The world’s strangest thefts
Brian John Hindmarsh, the 21-year old charged by police with the alleged theft of a Nobel Peace Prize and a lock of Admiral Lord Collingwood’s hair from the Lord Mayor’s Mansion House on Fernwood Road, did not enter a plea in court yesterday for the alleged robbery. The case will now be transferred to Newcastle Crown Court.
Regardless of the outcome of the case, whoever broke into the Mansion House may not have realised at the time their £150,000-worth of loot was particularly unusual.

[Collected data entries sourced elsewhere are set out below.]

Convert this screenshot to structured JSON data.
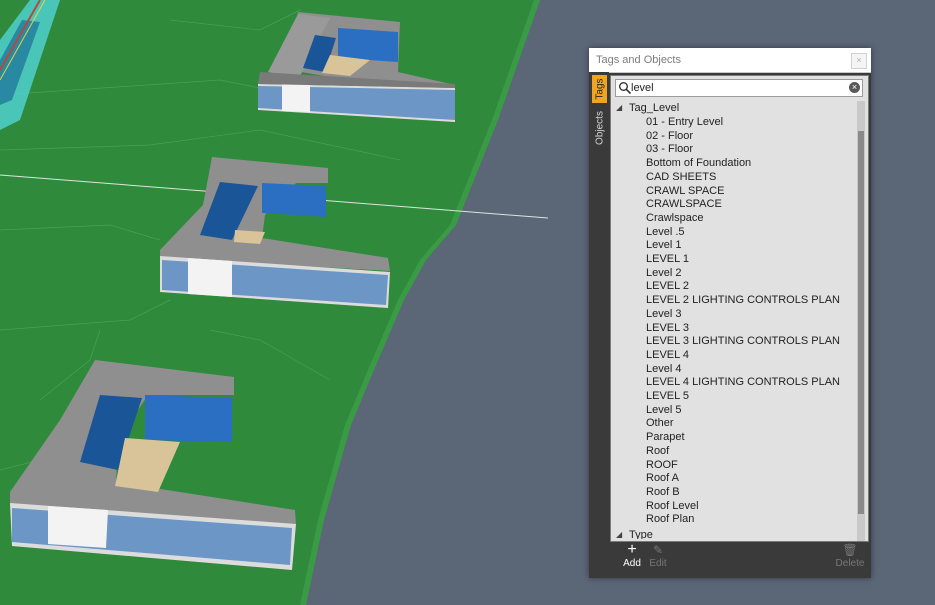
{
  "window": {
    "title": "Tags and Objects",
    "close_label": "×"
  },
  "side_tabs": [
    {
      "label": "Tags",
      "active": true
    },
    {
      "label": "Objects",
      "active": false
    }
  ],
  "search": {
    "value": "level",
    "clear_label": "×"
  },
  "tree": {
    "root": {
      "label": "Tag_Level",
      "expanded": true
    },
    "items": [
      "01 - Entry Level",
      "02 - Floor",
      "03 - Floor",
      "Bottom of Foundation",
      "CAD SHEETS",
      "CRAWL SPACE",
      "CRAWLSPACE",
      "Crawlspace",
      "Level .5",
      "Level 1",
      "LEVEL 1",
      "Level 2",
      "LEVEL 2",
      "LEVEL 2 LIGHTING CONTROLS PLAN",
      "Level 3",
      "LEVEL 3",
      "LEVEL 3 LIGHTING CONTROLS PLAN",
      "LEVEL 4",
      "Level 4",
      "LEVEL 4 LIGHTING CONTROLS PLAN",
      "LEVEL 5",
      "Level 5",
      "Other",
      "Parapet",
      "Roof",
      "ROOF",
      "Roof A",
      "Roof B",
      "Roof Level",
      "Roof Plan"
    ],
    "second_root": {
      "label": "Type",
      "expanded": false
    }
  },
  "toolbar": {
    "add_label": "Add",
    "add_icon": "plus-icon",
    "edit_label": "Edit",
    "edit_icon": "pencil-icon",
    "delete_label": "Delete",
    "delete_icon": "trash-icon"
  },
  "colors": {
    "accent": "#f1a51f",
    "ground": "#2f8a3b",
    "water": "#5b6677"
  }
}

Yet whoever was responsible was not alone in taking unusual items, ostensibly with the aim of selling them on for monetary gain. Here are the four strangest thefts JesmondLocal have seen documented – some of which rival the mayoral (and unsellable) bounty.
£13,600-worth of Nutella
5 metric tons of Nutella were taken from a trailer parked in the German town of Bad Hersfeld on April 8th, according to a report by the AP. Local police are linking the crime to another, carried out by a gang recently, which involved a large amount of energy drinks being stolen.
300 300lb manhole covers
Scrap metal prices have risen significantly in recent years, but were high enough in July 1990 to make the systematic theft of 300 metal manhole covers economical. ‘The Manhole Men’, as the gang responsible were called, took the covers from streets in Los Angeles, California, and sold them to scrap metal dealers for $6 per cover.
A beach
Jamaica’s hospitality industry is a cut-throat world. Island living, paradisiacal weather and the need to meet holiday brochures’ demands for pristine white beaches means that top-quality sand can be in high demand. Coral Spring beach, on the north of the island, boasted some of the best. Until thieves started smuggling it away in trucks, a load at a time. Jamaican Prime Minister Bruce Golding called for forensic tests on sand across the island to discover each grain’s provenance.
A 10-ton bridge
The term ‘daylight robbery’ has never been more apposite. Metal thieves in Slavkov in the Czech Republic managed to make away with a 10-ton footbridge and 650ft of railway track by convincing guards they had permission (and paperwork) from the requisite authorities.